Granger advised him not to change a word Lincoln, on the other hand, thought it would be prudent to eliminate the part of the letter in which Jefferson emphasized his opposition to proclaiming days of fasting and thanksgiving, on the grounds that this might cost him political support in the eastern states, which had long-established traditions of government proclamations of thanksgiving.
http://members.tripod.com/~candst/tnppage/arg2.htm
It was a response to the very thesis of the Baptists’ letter: that religious rights are by nature inalienable. The Baptists wanted that view to prevail in Connecticut. Jefferson’s metaphor assured them that this was already true on the national level, and that the federal government had no right to legislate on religious matters in any way.
The exhibit also spins James Madison’s view on church and state. It says:
James Madison took the lead in steering such a bill through the First Federal Congress, which convened in the spring of 1789. The Virginia Ratifying Convention and Madison’s constituents, among whom were large numbers of Baptists who wanted freedom of religion secured, expected him to push for a bill of rights. On September 28, 1789, both houses of Congress voted to send twelve amendments to the states. In December 1791, those ratified by the requisite three fourths of the states became the first ten amendments to the Constitution. Religion was addressed in the First Amendment in the following familiar words: “Congress shall make no law respecting an establishment of religion, or prohibiting the free exercise thereof.” In notes for his June 8, 1789, speech introducing the Bill of Rights, Madison indicated his opposition to a “national” religion. Most Americans agreed that the federal government must not pick out one religion and give it exclusive financial and legal support.

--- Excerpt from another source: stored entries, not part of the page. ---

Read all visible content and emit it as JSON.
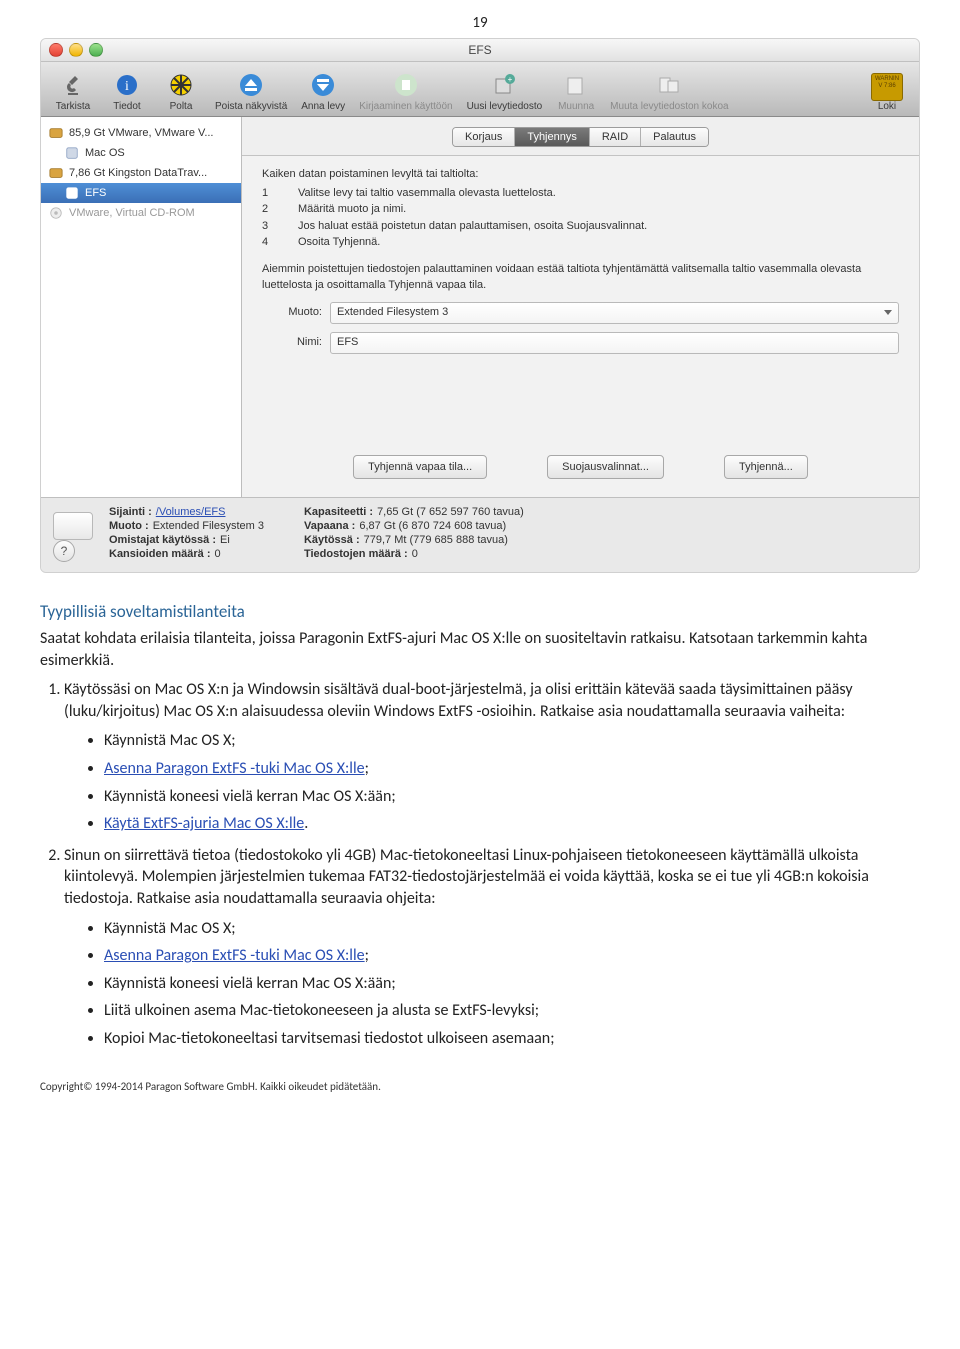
{
  "page_number": "19",
  "screenshot": {
    "window_title": "EFS",
    "toolbar": [
      {
        "label": "Tarkista",
        "dim": false
      },
      {
        "label": "Tiedot",
        "dim": false
      },
      {
        "label": "Polta",
        "dim": false
      },
      {
        "label": "Poista näkyvistä",
        "dim": false
      },
      {
        "label": "Anna levy",
        "dim": false
      },
      {
        "label": "Kirjaaminen käyttöön",
        "dim": true
      },
      {
        "label": "Uusi levytiedosto",
        "dim": false
      },
      {
        "label": "Muunna",
        "dim": true
      },
      {
        "label": "Muuta levytiedoston kokoa",
        "dim": true
      },
      {
        "label_right": "Loki"
      }
    ],
    "sidebar": [
      {
        "label": "85,9 Gt VMware, VMware V...",
        "type": "disk"
      },
      {
        "label": "Mac OS",
        "type": "vol",
        "child": true
      },
      {
        "label": "7,86 Gt Kingston DataTrav...",
        "type": "disk"
      },
      {
        "label": "EFS",
        "type": "vol",
        "child": true,
        "selected": true
      },
      {
        "label": "VMware, Virtual CD-ROM",
        "type": "opt",
        "dim": true
      }
    ],
    "tabs": [
      "Korjaus",
      "Tyhjennys",
      "RAID",
      "Palautus"
    ],
    "selected_tab": "Tyhjennys",
    "instructions_title": "Kaiken datan poistaminen levyltä tai taltiolta:",
    "instructions": [
      "Valitse levy tai taltio vasemmalla olevasta luettelosta.",
      "Määritä muoto ja nimi.",
      "Jos haluat estää poistetun datan palauttamisen, osoita Suojausvalinnat.",
      "Osoita Tyhjennä."
    ],
    "paragraph": "Aiemmin poistettujen tiedostojen palauttaminen voidaan estää taltiota tyhjentämättä valitsemalla taltio vasemmalla olevasta luettelosta ja osoittamalla Tyhjennä vapaa tila.",
    "form": {
      "muoto_label": "Muoto:",
      "muoto_value": "Extended Filesystem 3",
      "nimi_label": "Nimi:",
      "nimi_value": "EFS"
    },
    "buttons": [
      "Tyhjennä vapaa tila...",
      "Suojausvalinnat...",
      "Tyhjennä..."
    ],
    "footer_left": [
      {
        "k": "Sijainti :",
        "v": "/Volumes/EFS",
        "link": true
      },
      {
        "k": "Muoto :",
        "v": "Extended Filesystem 3"
      },
      {
        "k": "Omistajat käytössä :",
        "v": "Ei"
      },
      {
        "k": "Kansioiden määrä :",
        "v": "0"
      }
    ],
    "footer_right": [
      {
        "k": "Kapasiteetti :",
        "v": "7,65 Gt (7 652 597 760 tavua)"
      },
      {
        "k": "Vapaana :",
        "v": "6,87 Gt (6 870 724 608 tavua)"
      },
      {
        "k": "Käytössä :",
        "v": "779,7 Mt (779 685 888 tavua)"
      },
      {
        "k": "Tiedostojen määrä :",
        "v": "0"
      }
    ]
  },
  "doc": {
    "heading": "Tyypillisiä soveltamistilanteita",
    "intro": "Saatat kohdata erilaisia tilanteita, joissa Paragonin ExtFS-ajuri Mac OS X:lle on suositeltavin ratkaisu. Katsotaan tarkemmin kahta esimerkkiä.",
    "item1": {
      "text": "Käytössäsi on Mac OS X:n ja Windowsin sisältävä dual-boot-järjestelmä, ja olisi erittäin kätevää saada täysimittainen pääsy (luku/kirjoitus) Mac OS X:n alaisuudessa oleviin Windows ExtFS -osioihin. Ratkaise asia noudattamalla seuraavia vaiheita:",
      "bullets": [
        {
          "t": "Käynnistä Mac OS X;"
        },
        {
          "t": "Asenna Paragon ExtFS -tuki Mac OS X:lle",
          "link": true,
          "suffix": ";"
        },
        {
          "t": "Käynnistä koneesi vielä kerran Mac OS X:ään;"
        },
        {
          "t": "Käytä ExtFS-ajuria Mac OS X:lle",
          "link": true,
          "suffix": "."
        }
      ]
    },
    "item2": {
      "text": "Sinun on siirrettävä tietoa (tiedostokoko yli 4GB) Mac-tietokoneeltasi Linux-pohjaiseen tietokoneeseen käyttämällä ulkoista kiintolevyä. Molempien järjestelmien tukemaa FAT32-tiedostojärjestelmää ei voida käyttää, koska se ei tue yli 4GB:n kokoisia tiedostoja. Ratkaise asia noudattamalla seuraavia ohjeita:",
      "bullets": [
        {
          "t": "Käynnistä Mac OS X;"
        },
        {
          "t": "Asenna Paragon ExtFS -tuki Mac OS X:lle",
          "link": true,
          "suffix": ";"
        },
        {
          "t": "Käynnistä koneesi vielä kerran Mac OS X:ään;"
        },
        {
          "t": "Liitä ulkoinen asema Mac-tietokoneeseen ja alusta se ExtFS-levyksi;"
        },
        {
          "t": "Kopioi Mac-tietokoneeltasi tarvitsemasi tiedostot ulkoiseen asemaan;"
        }
      ]
    },
    "copyright": "Copyright© 1994-2014 Paragon Software GmbH. Kaikki oikeudet pidätetään."
  }
}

The quoted material above is just plain wrong. Madison was more a separationist than Jefferson in words and actions. The author of the exhibit text makes a huge mistake in interpreting the word “national” as in National church. Madison believed any government support for religion was creating a national church. The Constitutional Principle website goes into great detail on the context and meaning of Madison’s words. Here is a brief quote from it:
Thus the proposition that Madison meant merely a national church or no preference in the support of religion is groundless, . . . to Madison “a NATIONAL religion” broadly covered as much as even the most trifling matters. Chief Justice Rehnquist built most of his opinion favoring the constitutionality of non preferential government aid to religion on the baseless reading he gave to ” national religion,” without considering or knowing that Madison believed that military chaplains or fast day constituted a national religion.26 Rehnquist merely read his own values into ” National religion” (as did Madison). The views that Madison expressed in 1789 on establishment of religion conform generally to his views, whether a thought in terms of the general assessment, a religious establishment, or a national religion. In each instance he wanted “perfect separation”27 between government and religion.
The important historical fact to remember is the US Constitution is godless and the founding fathers had ample opportunity to install God into it and the Bill of Rights and they chose NOT to that. Every attempt to do so during the convention was defeated.
Yes, the founders went to church and prayed. Some even issued days of Thanksgiving or some thought religion was important for the new republic. But that doesn’t “prove” that our government is suppose to accommodate religion by doing away with separation of church and state.
The Library of Congress exhibit Religion and the Founding of the American Republic lacks balance in its interpretation and in some cases is wrong in its conclusions.